I think, the cross section of a torus (topologically different to convex bodies) changes like in the sketch below (A: circumference at initial temperature, B: circumference at higher temperature).

Question 1:
Is B still a circle or is it an ellipsoid?
Question 2 (main question):
Is there a non-uniform internal stress field in the torus? E.g. is there more stress on the inner rim? How does this compare to the thermal expansion of a convex body (e.g. sphere)? 
Question 3:
What is the influence of the crystal structure (FCC, BCC, wurzite) to the internal stress of an thermally expanding body? 
References are appreciated - especially good books on this subject.

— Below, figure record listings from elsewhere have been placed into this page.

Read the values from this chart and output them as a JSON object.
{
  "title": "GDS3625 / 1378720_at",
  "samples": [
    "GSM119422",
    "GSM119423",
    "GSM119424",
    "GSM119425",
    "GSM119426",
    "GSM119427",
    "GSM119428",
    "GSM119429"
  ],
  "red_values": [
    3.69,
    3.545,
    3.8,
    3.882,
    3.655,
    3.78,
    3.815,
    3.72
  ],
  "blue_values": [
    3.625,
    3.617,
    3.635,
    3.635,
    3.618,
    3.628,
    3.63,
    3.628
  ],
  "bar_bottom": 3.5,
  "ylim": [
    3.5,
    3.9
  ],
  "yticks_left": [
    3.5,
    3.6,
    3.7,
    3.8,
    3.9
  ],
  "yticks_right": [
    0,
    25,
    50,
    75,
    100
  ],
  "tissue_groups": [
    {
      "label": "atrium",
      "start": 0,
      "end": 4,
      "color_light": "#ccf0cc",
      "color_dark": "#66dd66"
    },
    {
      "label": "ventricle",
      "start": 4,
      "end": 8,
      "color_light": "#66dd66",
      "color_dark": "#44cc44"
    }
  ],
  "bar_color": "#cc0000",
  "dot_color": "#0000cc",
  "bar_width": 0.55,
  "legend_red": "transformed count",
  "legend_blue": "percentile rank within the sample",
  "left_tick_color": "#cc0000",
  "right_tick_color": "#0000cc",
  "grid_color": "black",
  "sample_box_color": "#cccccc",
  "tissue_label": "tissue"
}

 A: Engineers usually treat thermal expansion as isotropic, which means the expansion occurs with the same magnitude in every direction. This means that an unconstrained object will have a constant strain and zero stress associated with thermal expansion, it's as if object just scaled up.
However, as you suspected, materials with an organized structure can be anisotropic. This means that within a single crystal one dimension might expand more than the others. So here if your torus was made of a single crystal it's possible that it would expand such that B was an ellipse. However, in this case while the strain tensor would be anisotropic, it would still be constant throughout the torus, and thus no stress would result from the thermal expansion.
If the torus was made from multiple crystals that were not aligned, then the strains from the crystals would be incompatible, but the bonds between the crystals would force them into a compatible arrangement inducing internal stresses. The shape of the torus might make it easier to create large stresses, but it not fundamentally any different from how stresses would form in a sphere.